Memory and Brain Wellness Center, University of Washington, Seattle, WA, USA.
Department of Neurology, University of Washington, Seattle, WA, USA.
CNS Drugs. 2024 Jul;38(7):493-505. doi: 10.1007/s40263-024-01097-w. Epub 2024 Jun 5.
The US Food and Drug Administration (FDA) approval of lecanemab for early-stage Alzheimer's disease (AD) represents an exciting new chapter in the management of neurodegenerative disease, but likewise presents numerous clinical, technical, and financial logistical challenges for both academic and non-academic medical institutions hoping to administer this drug. Minimal resources exist that provide guidance for establishing and maintaining a lecanemab treatment program at the institutional level. The current report aims to provide healthcare institutions a framework for the planning, onboarding, and longitudinal treatment of AD with anti-amyloid monoclonal antibody treatments. We present an implementation study involving three stages: (1) feasibility assessment, (2) operations and going live, and (3) monitoring assessment. We found that implementation of lecanemab in clinical practice was feasible due to the assignment of an enterprise-wide project manager to facilitate the planning phase, a cost analysis showing that lecanemab was financially sustainable, and the development of electronic medical record tools to support operational efficiency.

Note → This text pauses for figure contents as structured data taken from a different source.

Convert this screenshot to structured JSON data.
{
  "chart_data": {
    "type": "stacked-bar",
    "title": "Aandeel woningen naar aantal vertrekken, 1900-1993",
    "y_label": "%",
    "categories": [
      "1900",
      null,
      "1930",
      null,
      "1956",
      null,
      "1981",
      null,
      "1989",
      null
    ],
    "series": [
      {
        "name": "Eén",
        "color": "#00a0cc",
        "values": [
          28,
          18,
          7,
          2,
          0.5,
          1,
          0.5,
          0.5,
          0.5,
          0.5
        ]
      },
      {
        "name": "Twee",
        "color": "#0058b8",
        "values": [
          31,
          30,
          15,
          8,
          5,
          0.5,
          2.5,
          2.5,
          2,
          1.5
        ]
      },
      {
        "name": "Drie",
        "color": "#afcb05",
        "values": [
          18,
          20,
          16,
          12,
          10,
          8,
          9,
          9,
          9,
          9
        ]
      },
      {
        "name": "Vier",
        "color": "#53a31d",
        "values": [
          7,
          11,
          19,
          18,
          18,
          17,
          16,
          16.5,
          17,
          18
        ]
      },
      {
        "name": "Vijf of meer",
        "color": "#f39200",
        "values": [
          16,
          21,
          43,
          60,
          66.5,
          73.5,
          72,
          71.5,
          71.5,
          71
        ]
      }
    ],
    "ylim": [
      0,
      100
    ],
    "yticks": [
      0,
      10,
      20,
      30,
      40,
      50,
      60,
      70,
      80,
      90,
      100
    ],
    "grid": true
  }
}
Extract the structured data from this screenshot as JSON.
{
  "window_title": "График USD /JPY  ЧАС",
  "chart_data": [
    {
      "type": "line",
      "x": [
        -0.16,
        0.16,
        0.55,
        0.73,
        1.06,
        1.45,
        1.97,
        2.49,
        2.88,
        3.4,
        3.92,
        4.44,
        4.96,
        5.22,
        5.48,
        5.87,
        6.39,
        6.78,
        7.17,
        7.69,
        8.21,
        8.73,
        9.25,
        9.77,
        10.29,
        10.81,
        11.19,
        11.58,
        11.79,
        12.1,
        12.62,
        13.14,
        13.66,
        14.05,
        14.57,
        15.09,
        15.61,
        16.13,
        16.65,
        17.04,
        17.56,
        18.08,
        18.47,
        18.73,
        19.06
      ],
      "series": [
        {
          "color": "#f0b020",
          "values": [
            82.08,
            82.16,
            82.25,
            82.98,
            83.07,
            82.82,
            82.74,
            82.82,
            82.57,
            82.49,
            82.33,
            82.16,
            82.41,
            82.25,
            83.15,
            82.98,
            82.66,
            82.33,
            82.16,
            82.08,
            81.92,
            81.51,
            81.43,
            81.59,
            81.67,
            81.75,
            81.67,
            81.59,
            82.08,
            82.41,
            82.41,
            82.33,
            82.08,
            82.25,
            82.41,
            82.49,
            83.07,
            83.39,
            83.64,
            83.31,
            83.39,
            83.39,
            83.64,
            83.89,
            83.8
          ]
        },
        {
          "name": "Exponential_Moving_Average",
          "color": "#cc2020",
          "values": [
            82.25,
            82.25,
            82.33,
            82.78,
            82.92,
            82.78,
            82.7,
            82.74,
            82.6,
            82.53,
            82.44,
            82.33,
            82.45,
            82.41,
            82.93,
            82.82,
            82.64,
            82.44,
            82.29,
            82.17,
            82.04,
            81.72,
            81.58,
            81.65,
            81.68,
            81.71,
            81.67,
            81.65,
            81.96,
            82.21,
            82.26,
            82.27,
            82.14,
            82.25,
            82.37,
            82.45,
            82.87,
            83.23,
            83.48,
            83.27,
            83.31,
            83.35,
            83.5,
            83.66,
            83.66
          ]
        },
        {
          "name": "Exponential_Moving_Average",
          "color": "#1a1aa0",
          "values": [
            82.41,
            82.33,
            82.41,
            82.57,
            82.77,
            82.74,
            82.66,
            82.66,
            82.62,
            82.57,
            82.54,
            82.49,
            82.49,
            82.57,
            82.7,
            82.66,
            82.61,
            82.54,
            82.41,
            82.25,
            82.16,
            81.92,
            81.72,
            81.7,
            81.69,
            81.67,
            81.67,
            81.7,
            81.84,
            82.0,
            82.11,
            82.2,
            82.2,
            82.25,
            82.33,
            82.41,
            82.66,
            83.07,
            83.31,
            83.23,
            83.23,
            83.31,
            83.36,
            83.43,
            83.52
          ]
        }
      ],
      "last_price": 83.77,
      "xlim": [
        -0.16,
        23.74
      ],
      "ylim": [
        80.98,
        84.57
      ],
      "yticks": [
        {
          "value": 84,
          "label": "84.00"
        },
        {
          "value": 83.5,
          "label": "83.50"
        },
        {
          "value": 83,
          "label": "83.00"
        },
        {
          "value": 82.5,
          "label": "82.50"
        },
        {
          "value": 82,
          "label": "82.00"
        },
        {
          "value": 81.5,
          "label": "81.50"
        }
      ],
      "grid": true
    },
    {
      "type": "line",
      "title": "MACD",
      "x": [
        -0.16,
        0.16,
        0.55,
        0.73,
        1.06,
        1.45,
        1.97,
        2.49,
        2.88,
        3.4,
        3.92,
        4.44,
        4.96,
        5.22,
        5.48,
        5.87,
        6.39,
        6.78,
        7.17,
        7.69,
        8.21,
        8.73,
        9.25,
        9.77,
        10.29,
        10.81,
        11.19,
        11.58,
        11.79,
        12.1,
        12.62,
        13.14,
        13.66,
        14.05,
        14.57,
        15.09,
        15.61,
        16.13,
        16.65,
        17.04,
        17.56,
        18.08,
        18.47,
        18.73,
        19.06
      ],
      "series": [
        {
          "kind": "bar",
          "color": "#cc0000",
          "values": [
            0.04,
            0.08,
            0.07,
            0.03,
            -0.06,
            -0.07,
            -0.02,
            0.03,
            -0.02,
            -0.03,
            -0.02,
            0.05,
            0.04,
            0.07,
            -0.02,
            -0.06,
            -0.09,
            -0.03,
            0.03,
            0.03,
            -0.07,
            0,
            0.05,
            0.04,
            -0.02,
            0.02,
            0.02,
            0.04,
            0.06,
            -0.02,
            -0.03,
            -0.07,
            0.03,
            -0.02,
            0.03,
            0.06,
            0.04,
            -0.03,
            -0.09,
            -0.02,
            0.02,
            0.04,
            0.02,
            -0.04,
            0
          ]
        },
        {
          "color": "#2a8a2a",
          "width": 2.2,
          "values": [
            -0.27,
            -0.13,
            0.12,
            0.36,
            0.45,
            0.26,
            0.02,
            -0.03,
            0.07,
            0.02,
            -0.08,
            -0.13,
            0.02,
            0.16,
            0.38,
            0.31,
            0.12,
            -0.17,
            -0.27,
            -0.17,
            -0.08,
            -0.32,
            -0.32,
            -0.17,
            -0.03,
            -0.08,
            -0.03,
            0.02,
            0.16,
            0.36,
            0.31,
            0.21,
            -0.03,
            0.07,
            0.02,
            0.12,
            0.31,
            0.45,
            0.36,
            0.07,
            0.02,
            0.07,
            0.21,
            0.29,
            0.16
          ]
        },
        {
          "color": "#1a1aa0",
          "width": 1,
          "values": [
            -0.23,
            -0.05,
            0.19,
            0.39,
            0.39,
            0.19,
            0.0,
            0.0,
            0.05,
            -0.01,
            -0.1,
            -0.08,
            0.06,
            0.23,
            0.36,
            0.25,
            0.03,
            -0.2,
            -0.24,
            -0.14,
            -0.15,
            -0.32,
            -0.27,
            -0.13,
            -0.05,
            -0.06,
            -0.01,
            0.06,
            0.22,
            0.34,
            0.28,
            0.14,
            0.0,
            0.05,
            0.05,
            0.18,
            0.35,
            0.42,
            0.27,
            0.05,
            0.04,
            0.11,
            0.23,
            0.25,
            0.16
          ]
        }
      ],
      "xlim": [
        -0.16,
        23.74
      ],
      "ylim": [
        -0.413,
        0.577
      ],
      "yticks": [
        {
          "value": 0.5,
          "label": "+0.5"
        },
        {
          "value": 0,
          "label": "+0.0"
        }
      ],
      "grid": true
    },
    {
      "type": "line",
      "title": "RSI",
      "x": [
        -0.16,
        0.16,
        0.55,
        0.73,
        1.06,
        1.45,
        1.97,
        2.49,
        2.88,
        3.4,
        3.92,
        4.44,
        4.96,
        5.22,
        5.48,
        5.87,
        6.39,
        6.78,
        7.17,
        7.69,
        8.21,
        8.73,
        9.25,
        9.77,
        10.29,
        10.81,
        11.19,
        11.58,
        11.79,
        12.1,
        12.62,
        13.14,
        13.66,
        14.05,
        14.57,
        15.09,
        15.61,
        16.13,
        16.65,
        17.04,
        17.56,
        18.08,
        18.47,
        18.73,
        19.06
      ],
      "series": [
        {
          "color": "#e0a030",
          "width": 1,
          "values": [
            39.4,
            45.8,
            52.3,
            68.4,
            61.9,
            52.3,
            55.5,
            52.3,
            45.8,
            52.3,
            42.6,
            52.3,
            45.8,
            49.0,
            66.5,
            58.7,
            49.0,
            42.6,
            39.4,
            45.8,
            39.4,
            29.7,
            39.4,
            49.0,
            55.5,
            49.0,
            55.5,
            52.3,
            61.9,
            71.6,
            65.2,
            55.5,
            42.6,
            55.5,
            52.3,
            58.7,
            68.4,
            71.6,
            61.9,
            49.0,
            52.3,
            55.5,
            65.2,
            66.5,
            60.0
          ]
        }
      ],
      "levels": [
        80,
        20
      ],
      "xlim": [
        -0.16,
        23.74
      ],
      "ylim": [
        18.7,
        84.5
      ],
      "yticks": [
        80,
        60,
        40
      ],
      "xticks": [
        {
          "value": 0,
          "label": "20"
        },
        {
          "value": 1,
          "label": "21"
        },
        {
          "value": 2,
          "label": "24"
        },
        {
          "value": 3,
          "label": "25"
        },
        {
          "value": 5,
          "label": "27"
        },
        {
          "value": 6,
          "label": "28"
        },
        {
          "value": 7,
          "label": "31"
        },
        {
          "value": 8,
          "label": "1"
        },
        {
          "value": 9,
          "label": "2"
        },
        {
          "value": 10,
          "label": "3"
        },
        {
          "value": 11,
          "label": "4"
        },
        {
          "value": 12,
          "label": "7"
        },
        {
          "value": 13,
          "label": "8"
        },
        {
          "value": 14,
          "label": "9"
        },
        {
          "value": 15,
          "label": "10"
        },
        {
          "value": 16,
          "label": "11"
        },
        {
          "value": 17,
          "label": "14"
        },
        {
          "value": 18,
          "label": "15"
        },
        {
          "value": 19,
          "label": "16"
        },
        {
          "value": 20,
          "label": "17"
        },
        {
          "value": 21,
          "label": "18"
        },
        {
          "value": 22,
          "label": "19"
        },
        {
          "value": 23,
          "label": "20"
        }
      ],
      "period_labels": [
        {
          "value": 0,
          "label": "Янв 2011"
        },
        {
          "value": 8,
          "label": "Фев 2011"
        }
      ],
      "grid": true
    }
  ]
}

美国食品和药物管理局(FDA)批准 Lecanemab 用于早期阿尔茨海默病(AD),这代表着神经退行性疾病管理的一个令人兴奋的新篇章,但同样也为希望使用这种药物的学术和非学术医疗机构带来了许多临床、技术和财务后勤方面的挑战。目前几乎没有资源可以为医疗机构在机构层面建立和维持 Lecanemab 治疗项目提供指导。本报告旨在为医疗机构提供一个规划、入职和纵向治疗 AD 的抗淀粉样蛋白单克隆抗体治疗的框架。我们进行了一项实施研究,涉及三个阶段:(1)可行性评估,(2)运营和上线,以及(3)监测评估。我们发现,由于分配了一个全企业范围的项目经理来促进规划阶段,以及成本分析表明 Lecanemab 在财务上是可持续的,并且开发了电子病历工具来支持运营效率,因此 Lecanemab 在临床实践中的实施是可行的。